Income tax: Offshore Banking Units (OBU): what is the effect of converting a profit from offshore banking (OB) activities denominated in a foreign currency into Australian currency in an arm's length transaction with a separate Australian counterparty or with another division of the entity of which the OBU forms part?
The profits of the OBU [1] would retain their character as OB money (that is, money that is not non-OB money as defined in section 121C of the Income Tax Assessment Act 1936 (the Act)). The fact that they have been translated into a different currency does not affect their status.
The arm's length transaction does not constitute an OB activity under section 121D of the Act. In particular, the transaction is not caught as a trading activity as defined in subsection 121D(4) because it involves Australian currency. This is the case whether the currency sale is with an Australian counterparty or with the domestic part of the same entity.
Where the arms length transaction involves the OBU selling currency to a separate Australian counterparty, a profit or loss may occur. In this case the ordinary rules on currency conversions would apply. However, in this case, the 'purity test', which under section 121EH provides for the loss of concessional tax treatment in certain circumstances, would have no application because any profit on conversion would not constitute 'assessable OB income' in terms of subsection 121EE(2).
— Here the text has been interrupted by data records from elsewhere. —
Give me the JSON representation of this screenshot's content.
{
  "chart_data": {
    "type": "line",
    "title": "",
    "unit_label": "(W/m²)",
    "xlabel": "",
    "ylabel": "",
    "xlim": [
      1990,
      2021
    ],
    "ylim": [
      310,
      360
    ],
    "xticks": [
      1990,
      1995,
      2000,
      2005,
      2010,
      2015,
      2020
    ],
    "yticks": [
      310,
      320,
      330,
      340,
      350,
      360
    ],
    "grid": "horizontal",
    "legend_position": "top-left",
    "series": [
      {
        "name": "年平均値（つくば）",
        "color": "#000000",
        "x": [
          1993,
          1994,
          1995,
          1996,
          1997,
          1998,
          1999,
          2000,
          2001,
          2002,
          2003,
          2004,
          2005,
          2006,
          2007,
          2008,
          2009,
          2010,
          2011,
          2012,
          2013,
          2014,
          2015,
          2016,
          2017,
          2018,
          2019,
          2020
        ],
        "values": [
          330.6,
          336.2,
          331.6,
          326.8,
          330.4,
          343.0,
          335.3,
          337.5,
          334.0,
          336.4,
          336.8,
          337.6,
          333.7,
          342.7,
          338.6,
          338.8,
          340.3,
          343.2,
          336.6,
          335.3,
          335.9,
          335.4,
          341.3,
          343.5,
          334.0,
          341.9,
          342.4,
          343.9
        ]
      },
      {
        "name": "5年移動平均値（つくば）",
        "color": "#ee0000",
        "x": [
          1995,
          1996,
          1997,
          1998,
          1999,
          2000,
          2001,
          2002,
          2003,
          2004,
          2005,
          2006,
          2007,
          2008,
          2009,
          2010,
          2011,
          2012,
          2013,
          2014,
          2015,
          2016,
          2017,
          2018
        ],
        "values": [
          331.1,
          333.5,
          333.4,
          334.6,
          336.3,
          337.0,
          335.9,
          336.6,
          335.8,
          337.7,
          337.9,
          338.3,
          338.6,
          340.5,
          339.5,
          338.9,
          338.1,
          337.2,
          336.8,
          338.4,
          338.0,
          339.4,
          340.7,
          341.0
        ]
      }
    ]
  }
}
Where the transaction is with the domestic part of the entity there can be no assessable income because the OBU and the domestic part of the bank form a single entity. Section 121EB (which treats permanent establishments as separate persons for the purposes of OB activities) is not relevant because the conversion of the currency does not constitute an OB activity as defined in section 121D. Example 1 An OBU makes a profit of $US 100,000 from borrowing and lending activities in accordance with subsection 121D(2). The OBU sells the US dollars to the domestic part of the same entity at an arm's length price. The entity has not derived any assessable income from the currency conversion. Example 2 An OBU derives fee income of $US 200,000 from investment activity in accordance with subsection 121D(6). Some months later the OBU sells the US dollars to an unrelated Australian counterparty. By that time the US dollar had appreciated by 10%. The profit on conversion would be taxable at normal company tax rates as it is not assessable OB income.